I think footguns are something thats 100% unexpected. I would argue that a user of a database that sees any kind of reasonable size ought to be very aware of how things work, because to be blunt (to use same language as GP), if you are caught off by this, chances are that you are not qualified to tackle the thing you're doing. It is scary how many in high positions have no clue about indexes, and either are unaware, or have gross misconceptions about how things work
You're right in that the developer ought to have control over the kind of index that gets created.

Having an ability to lint a DB and check for missing indexes would be useful, that could even be useful in a vanilla Postgres (however you want to provide it). Perhaps auto-creating them is a step too far.

Note that your statement: "you just don't know what you are doing" comes off as unnecessarily arrogant and off-putting.

Did someone pee in your coffee this morning?

I know very clearly how it works.
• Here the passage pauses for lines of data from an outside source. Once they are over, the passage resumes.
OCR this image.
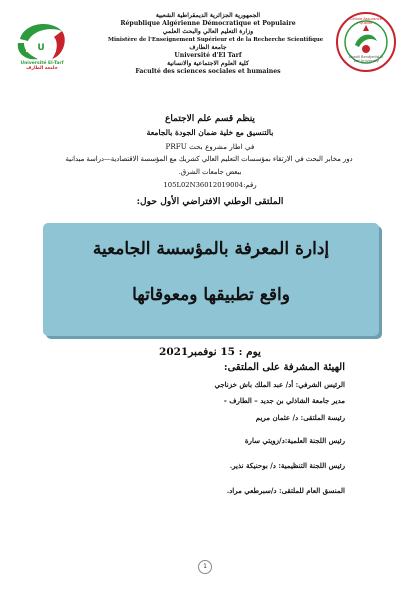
U
Université El-Tarf
جامعة الطارف
الجمهورية الجزائرية الديمقراطية الشعبية
République Algérienne Démocratique et Populaire
وزارة التعليم العالي والبحث العلمي
Ministère de l'Enseignement Supérieur et de la Recherche Scientifique
جامعة الطارف
Université d'El Tarf
كلية العلوم الاجتماعية والانسانية
Faculté des sciences sociales et humaines
Chadli Bendjedid El Tarf University
Cellule Assurance Qualité
ينظم قسم علم الاجتماع
بالتنسيق مع خلية ضمان الجودة بالجامعة
في اطار مشروع بحث PRFU
دور مخابر البحث في الارتقاء بمؤسسات التعليم العالي كشريك مع المؤسسة الاقتصادية—دراسة ميدانية
ببعض جامعات الشرق.
رقم:105L02N36012019004
الملتقى الوطني الافتراضي الأول حول:
إدارة المعرفة بالمؤسسة الجامعية
واقع تطبيقها ومعوقاتها
يوم : 15 نوفمبر2021
الهيئة المشرفة على الملتقى:
الرئيس الشرفي: أد/ عبد الملك باش خزناجي
مدير جامعة الشاذلي بن جديد – الطارف -
رئيسة الملتقى: د/ عثمان مريم
رئيس اللجنة العلمية:د/زويتي سارة
رئيس اللجنة التنظيمية: د/ بوحنيكة نذير.
المنسق العام للملتقى: د/سبرطعي مراد.
1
It's essentially a tradeoff: don't create indexes by default, and you don't take the hit of creating indexes but then hit the risk of queries starting to fall over due to lack of indexes when you start to scale. Alternatively, create the indexes (again, by default), with the risk that you may be creating ones you don't need.

Importantly, all I am recommending is what the default behavior is - I still think you should be able to opt out when creating the FK. It's just that (a) in my experience you do end up wanting an index at least 80-90% of the time, and (b) not adding indexes usually has much worse implications than adding them unnecessarily.

Also, this is obviously an easy thing to get wrong given the number of times I've seen different developers hit this, and the fact that different DB engines have settled on different defaults (e.g. MySQL does automatically create FK indexes and requires an index on all FKs).

But please, continue, let me know what an idiot I am.

lol get a real dba, saying you know so many developers hitting a particular issue is just another way of saying I know so many people who don’t know what they’re doing.

RDBMS are complex and have to handle the most wide variety of applications of any modern software in existence.

Accommodating your particular niche use case of make Postgres be my own magical dba because I don’t know how to run a simple query to check if my FK columns have indexes is pretty silly.